Ayrıca aynı şahıs, Tokat İl Emniyet Müdürlüğü Kaçakçılık ve Organize Suçlarla Mücadele Şube Müdürlüğünde düzenlenen 07/05/2018 tarihli teşhis tutanağında davacıyı net ve kesin olarak teşhis etmiştir.
Davacı tarafından bu ifadelerin işlem tarihinden sora usulsüzce alındığı dava konusu kararlara gerekçe oluşturamayacağı beyan edilmiştir.
Bu durumda, davacının örgütün içinde yer aldığına, örgütün yönlendirmesiyle katalog evlilik yaptığına, örgüt toplantılarına katıldığına, örgüte himmet verdiğine, üniversitede örgüt evlerinde kaldığına, sınavlara örgütün hakim-savcı sınav çalışma evlerinde hazırlandığına, bu evlerde sorumlu olarak görev yaptığına, Bylock kullandığına ve diğer hususlara yönelik yukarıda yer verilen ifadeler ile davacının bu ifadelere karşı beyanlarının değerlendirilmesi sonucunda, davacının beyanlarına itibar edilmeyerek FETÖ ile süregelen bir ilişki içerisinde olduğu sonucuna varılmıştır.
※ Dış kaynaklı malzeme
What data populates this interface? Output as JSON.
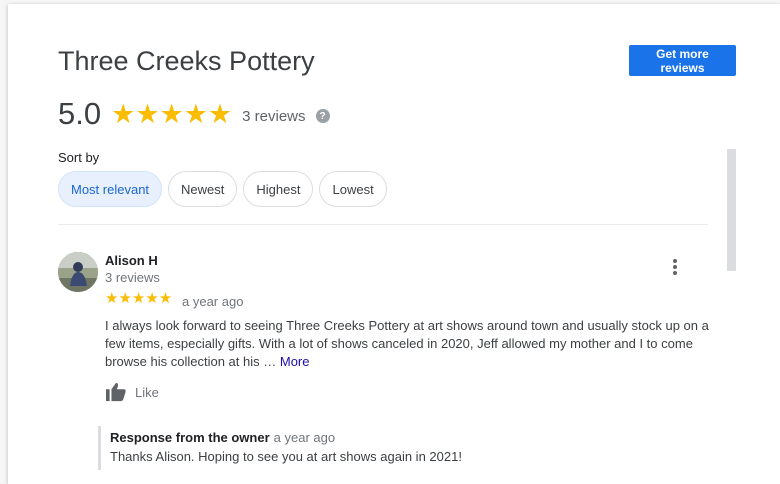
{
  "business": {
    "name": "Three Creeks Pottery",
    "rating": "5.0",
    "stars": "★★★★★",
    "review_count": "3 reviews",
    "help_symbol": "?"
  },
  "actions": {
    "get_more_reviews": "Get more reviews"
  },
  "sort": {
    "label": "Sort by",
    "options": [
      "Most relevant",
      "Newest",
      "Highest",
      "Lowest"
    ],
    "selected": "Most relevant"
  },
  "review": {
    "author": "Alison H",
    "author_reviews": "3 reviews",
    "stars": "★★★★★",
    "date": "a year ago",
    "text": "I always look forward to seeing Three Creeks Pottery at art shows around town and usually stock up on a few items, especially gifts. With a lot of shows canceled in 2020, Jeff allowed my mother and I to come browse his collection at his … ",
    "more": "More",
    "like": "Like",
    "owner_response": {
      "title": "Response from the owner",
      "date": "a year ago",
      "text": "Thanks Alison. Hoping to see you at art shows again in 2021!"
    }
  },
  "icons": [
    "help-icon",
    "more-vert-icon",
    "thumb-up-icon",
    "avatar-photo"
  ],
  "colors": {
    "accent": "#1a73e8",
    "star": "#fbbc04",
    "chip_selected_bg": "#e8f0fe",
    "link": "#1a0dab"
  }
}
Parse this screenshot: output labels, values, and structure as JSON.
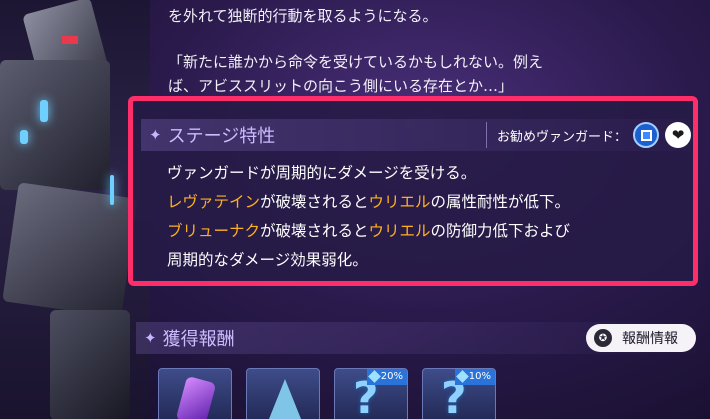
{
  "story": {
    "line1": "を外れて独断的行動を取るようになる。",
    "line2": "「新たに誰かから命令を受けているかもしれない。例え",
    "line3": "ば、アビススリットの向こう側にいる存在とか…」"
  },
  "stage": {
    "title": "ステージ特性",
    "recommended_label": "お勧めヴァンガード：",
    "recommended_icons": [
      "defender-class-icon",
      "support-heart-icon"
    ],
    "desc": {
      "line1": "ヴァンガードが周期的にダメージを受ける。",
      "line2_hl1": "レヴァテイン",
      "line2_mid": "が破壊されると",
      "line2_hl2": "ウリエル",
      "line2_end": "の属性耐性が低下。",
      "line3_hl1": "ブリューナク",
      "line3_mid": "が破壊されると",
      "line3_hl2": "ウリエル",
      "line3_end": "の防御力低下および",
      "line4": "周期的なダメージ効果弱化。"
    },
    "highlight_color": "#ffb01f",
    "border_color": "#ff2d6a"
  },
  "rewards": {
    "title": "獲得報酬",
    "info_button": "報酬情報",
    "items": [
      {
        "icon": "purple-gem-icon",
        "badge": ""
      },
      {
        "icon": "blue-crystal-icon",
        "badge": ""
      },
      {
        "icon": "question-mark-icon",
        "badge": "20%"
      },
      {
        "icon": "question-mark-icon",
        "badge": "10%"
      }
    ]
  }
}
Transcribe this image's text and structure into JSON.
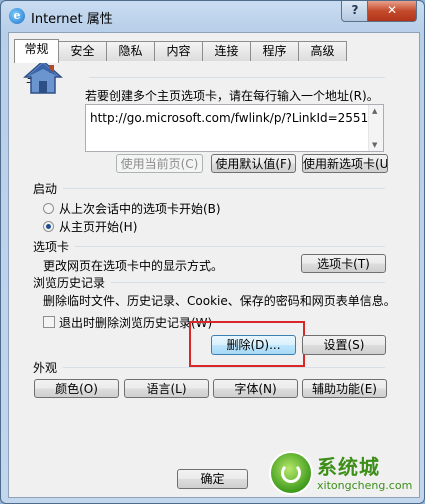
{
  "window": {
    "title": "Internet 属性",
    "help_label": "?",
    "close_label": "✕"
  },
  "tabs": [
    {
      "label": "常规",
      "active": true
    },
    {
      "label": "安全"
    },
    {
      "label": "隐私"
    },
    {
      "label": "内容"
    },
    {
      "label": "连接"
    },
    {
      "label": "程序"
    },
    {
      "label": "高级"
    }
  ],
  "homepage": {
    "group_label": "主页",
    "instruction": "若要创建多个主页选项卡，请在每行输入一个地址(R)。",
    "url": "http://go.microsoft.com/fwlink/p/?LinkId=2551",
    "buttons": {
      "use_current": "使用当前页(C)",
      "use_default": "使用默认值(F)",
      "use_new_tab": "使用新选项卡(U)"
    }
  },
  "startup": {
    "group_label": "启动",
    "option_last_session": "从上次会话中的选项卡开始(B)",
    "option_homepage": "从主页开始(H)",
    "selected": "homepage"
  },
  "tabs_section": {
    "group_label": "选项卡",
    "description": "更改网页在选项卡中的显示方式。",
    "button": "选项卡(T)"
  },
  "history": {
    "group_label": "浏览历史记录",
    "description": "删除临时文件、历史记录、Cookie、保存的密码和网页表单信息。",
    "checkbox_label": "退出时删除浏览历史记录(W)",
    "checked": false,
    "delete_button": "删除(D)...",
    "settings_button": "设置(S)"
  },
  "appearance": {
    "group_label": "外观",
    "buttons": {
      "colors": "颜色(O)",
      "languages": "语言(L)",
      "fonts": "字体(N)",
      "accessibility": "辅助功能(E)"
    }
  },
  "dialog_buttons": {
    "ok": "确定"
  },
  "watermark": {
    "title": "系统城",
    "site": "xitongcheng.com"
  },
  "colors": {
    "highlight_box": "#d8262b",
    "title_bar": "#c2d6ee",
    "close_button": "#c44a2c"
  }
}
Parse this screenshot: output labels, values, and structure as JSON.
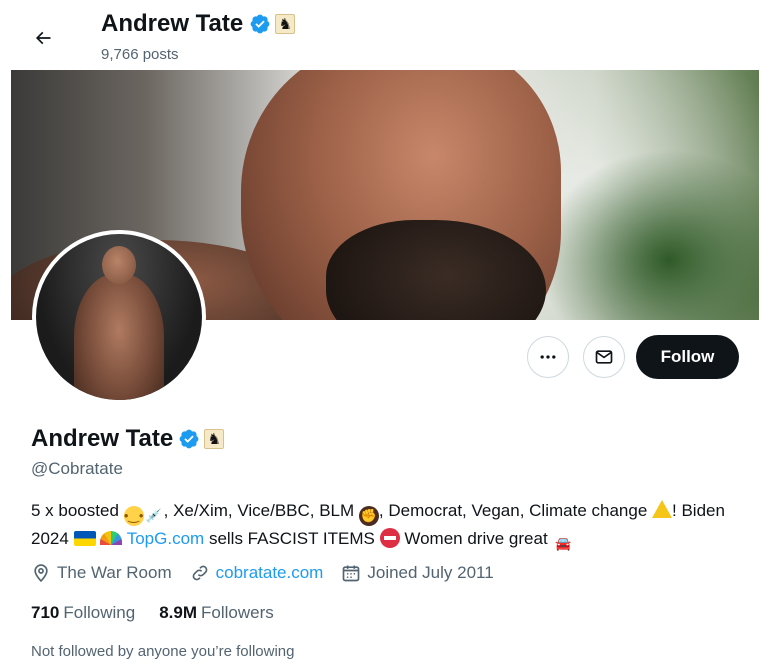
{
  "header": {
    "name": "Andrew Tate",
    "posts": "9,766 posts"
  },
  "profile": {
    "name": "Andrew Tate",
    "handle": "@Cobratate",
    "bio": {
      "part1": "5 x boosted",
      "part2": ", Xe/Xim, Vice/BBC, BLM",
      "part3": ", Democrat, Vegan, Climate change",
      "part4": "! Biden 2024",
      "link": "TopG.com",
      "part5": "sells FASCIST ITEMS",
      "part6": "Women drive great"
    },
    "location": "The War Room",
    "website": "cobratate.com",
    "joined": "Joined July 2011",
    "following_count": "710",
    "following_label": "Following",
    "followers_count": "8.9M",
    "followers_label": "Followers",
    "not_followed": "Not followed by anyone you’re following"
  },
  "actions": {
    "follow_label": "Follow"
  },
  "colors": {
    "accent": "#1d9bf0",
    "text": "#0f1419",
    "muted": "#536471",
    "follow_bg": "#0f1419"
  }
}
6) Dava Konusu Kararların Temel Hak ve Özgürlükler Bağlamında Değerlendirilmesi
Davacı, dava konusu kararlar ile bazı temel hak ve özgürlüklerinin ihlal edildiğini ileri sürmekle birlikte bu ihlal iddialarının özü davacının meslekten çıkarılmasına dayanmaktadır.
Bu kapsamda, davacı hakkında tesis edilen meslekte kalmasının uygun olmadığına ve meslekten çıkarılmasına ilişkin karar ile bu karara karşı yapılan yeniden inceleme talebinin reddine ilişkin kararın, AİHS’in 8. ve Anayasa’nın 20. maddesinde yer alan “özel hayata saygı hakkı” çerçevesinde değerlendirilmesi gerekmektedir.
Zira, AİHM tarafından dinamik bir şekilde yorumlanan ve sosyal hayattaki yansımaları kapsamında genişletilebilen “özel hayat” kavramı, eksiksiz bir tanım getirmenin mümkün olmadığı bir kavram olarak görülmekte, bu bağlamda bireylerin kişiliklerini geliştirmelerine ve mesleki yaşamlarına etki eden her durum özel hayata saygı hakkına dâhil edilmektedir. Nitekim AİHM, bireylerin genellikle iş ya da mesleki faaliyetleri sırasında dış dünya ile ilişkiler kurduklarını ve geliştirdiklerini belirterek ve bireyin iş hayatı ile özel hayatını birbirinden ayırmanın güçlüğünün altını çizerek, mesleki faaliyetlerin de özel hayata saygı hakkı kapsamında olduğunu belirtmiştir (Niemietz/Almanya, B. No: 13710/88, 16/12/1992, § 29). AİHM’e göre özel hayat, bir bireyin başka bireylerle, mesleki ve iş ilişkileri de dâhil olmak üzere, ilişki kurma ve geliştirme hakkını kapsamaktadır (C./Belçika, B. No: 21794/93, 07/08/1996, § 25).
Dava konusu edilen kararlar, davacının meslek yaşamının sona ermesi sonucunu doğurmaktadır. Bu nedenle söz konusu kararlar özel hayata saygı hakkı üzerindeki sonuçları itibarıyla AİHS’in 8. ve Anayasa’nın 20. maddeleri ile güvence altına alınan özel hayata saygı hakkına yönelik bir müdahale oluşturmaktadır.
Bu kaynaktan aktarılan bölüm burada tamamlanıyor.